Chronique du Recteur #6

“Reste avec nous” (Lc 24, 29)

“Nous qui espérions que c’était lui qui allait délivrer Israël” (Lc 24, 21).

Ce récit des “pèlerins d’Emmaüs” (Lc 24, 13-35) que nous donne la liturgie de la Parole de ce troisième dimanche de Pâques, nous met en présence d’Hommes endeuillés et déçus. Endeuillés : ils ont perdu leur ami, Jésus, et dans quelles circonstances… Une des pires que notre humanité puisse connaître : procès sommaire et inique ; peine injuste, infamante et scandaleuse. Cléophas et son compagnon s’en vont endeuillés à Emmaüs, tournant le dos à Jérusalem. Endeuillés et déçus. Déçus par leur réaction : ils pensaient peut-être, comme Pierre, pouvoir être fidèles à Jésus, rester avec lui jusqu’au bout. Et rien de cela : la peur les avait saisis et ils s’étaient enfuis, laissant leur ami seul face à ses accusateurs. Et puis, déçus par Jésus. Ils espéraient qu’il aurait vaincu ses ennemis… Ils espéraient que la souffrance et la mort ne l’auraient pas atteint… Ils pensaient qu’il aurait rétabli la royauté d’Israël avec force et puissance… Et rien de tout cela ne s’est produit. “Nous qui espérions que c’était lui qui allait délivrer Israël”.

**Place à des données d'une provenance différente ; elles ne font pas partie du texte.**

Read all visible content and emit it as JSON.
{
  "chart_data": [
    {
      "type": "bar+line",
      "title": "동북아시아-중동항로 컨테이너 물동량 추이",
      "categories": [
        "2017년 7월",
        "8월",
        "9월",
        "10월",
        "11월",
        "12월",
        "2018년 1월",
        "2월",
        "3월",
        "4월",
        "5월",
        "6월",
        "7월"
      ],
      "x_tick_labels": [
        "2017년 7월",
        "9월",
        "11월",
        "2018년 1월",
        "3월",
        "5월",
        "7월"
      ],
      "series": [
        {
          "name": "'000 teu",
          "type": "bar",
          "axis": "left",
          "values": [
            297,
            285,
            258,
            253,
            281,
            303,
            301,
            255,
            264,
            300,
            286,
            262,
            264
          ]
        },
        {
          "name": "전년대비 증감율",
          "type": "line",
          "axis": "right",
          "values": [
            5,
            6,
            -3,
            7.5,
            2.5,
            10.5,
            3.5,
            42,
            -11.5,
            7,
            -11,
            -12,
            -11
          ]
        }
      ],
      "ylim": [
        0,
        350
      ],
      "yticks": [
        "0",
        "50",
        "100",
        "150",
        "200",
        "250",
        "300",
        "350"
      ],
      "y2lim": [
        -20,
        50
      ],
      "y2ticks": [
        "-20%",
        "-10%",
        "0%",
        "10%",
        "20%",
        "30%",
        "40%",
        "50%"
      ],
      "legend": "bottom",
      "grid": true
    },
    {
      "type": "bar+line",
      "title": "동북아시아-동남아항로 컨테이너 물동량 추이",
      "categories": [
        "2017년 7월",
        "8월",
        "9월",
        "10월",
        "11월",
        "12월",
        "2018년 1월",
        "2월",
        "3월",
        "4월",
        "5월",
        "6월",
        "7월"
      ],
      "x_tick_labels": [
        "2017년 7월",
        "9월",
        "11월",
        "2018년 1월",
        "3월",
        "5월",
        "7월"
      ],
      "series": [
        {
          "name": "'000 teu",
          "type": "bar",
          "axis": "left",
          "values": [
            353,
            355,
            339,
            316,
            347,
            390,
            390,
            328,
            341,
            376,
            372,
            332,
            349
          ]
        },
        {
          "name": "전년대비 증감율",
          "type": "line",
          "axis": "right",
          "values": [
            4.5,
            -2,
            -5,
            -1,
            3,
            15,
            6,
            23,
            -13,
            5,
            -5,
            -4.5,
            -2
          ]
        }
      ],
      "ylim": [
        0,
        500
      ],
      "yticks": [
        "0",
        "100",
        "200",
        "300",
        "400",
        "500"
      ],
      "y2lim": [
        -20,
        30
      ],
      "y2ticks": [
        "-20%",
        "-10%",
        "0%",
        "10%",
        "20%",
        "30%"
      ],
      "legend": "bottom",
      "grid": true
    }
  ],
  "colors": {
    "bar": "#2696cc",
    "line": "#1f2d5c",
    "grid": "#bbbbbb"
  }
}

Nous sommes peut-être “l’autre disciple” à la fois tristes et déçus à l’image de ces disciples. Nous pensions que Dieu allait nous épargner des épreuves de la vie ou du moins les alléger. Nous n’expérimentons rien dans ce sens et nous nous heurtons souvent au silence de Dieu et, à ce qui nous apparaît comme une impuissance. Cette situation de confinement et les incertitudes de l’avenir nous pèsent.

Les disciples se laissent rejoindre par Jésus. Ils ne le reconnaissent pas et pourtant se confient à cet inconnu. Jésus les écoute. Puis il leur partage l’Ecriture. Leur cœur commence à se réchauffer. Leur histoire commence à prendre sens.

Vous avez peut être au plus profond de vous-mêmes, une parole qui vous aide à tenir le coup : parole d’un parent, d’un conjoint… Et aussi une parole de Dieu qui peut éclairer vos questions, affermir votre foi, ouvrir une espérance. Je me rappelle de cette question que Jésus adresse à Pierre après son reniement : “Pierre, m’aimes-tu ?” (Jn 21, 15 et suivants)

Cette question me relance et m’invite à me rappeler l’amour infini dont Dieu m’aime et à me donner à mon tour.
Parole qui nous fait demeurer dans notre humanité. Elle nous rappelle l’amour dont nous sommes aimés de Dieu et nous appelle à le recevoir dans toutes les dimensions de notre existence. Parole qui peut nous faire dire à la suite des disciples d’Emmaüs : “reste avec nous”. Reste avec nous car nous sommes heureux en ta présence. “Allez, tu resteras bien un peu avec nous ?”, disons-nous à un ami que l’on veut retenir. Reste avec nous car les difficultés sont là, l’avenir nous semble sombre et nous avons besoin de toi. Reste avec nous car la solitude, l’absence physique des autres nous pèse.

“Reste avec nous”. Cependant, ce dimanche une fois de plus, nous n’avons pu recevoir l’eucharistie. Nous avons communié par désir en regardant la messe sur notre écran.

“Reste avec nous”. Faisons nôtre cette demande des disciples. Seigneur, garde en nous ce désir de te rencontrer en vérité, de rencontrer nos frères les Hommes qui nous manquent en ces jours afin que nous puissions vous recevoir tous ensemble, Toi et eux, à l’auberge de nos vies et poursuivre l’annonce de la Bonne Nouvelle à nos frères.

“Reste avec nous”. Nous sommes sûrs dans la foi que Tu restes avec nous car Tu es le Dieu fidèle éternellement. Tu marches à nos côtés.

Bonne semaine.

P. Bruno MARY, recteur, 27 avril 2020.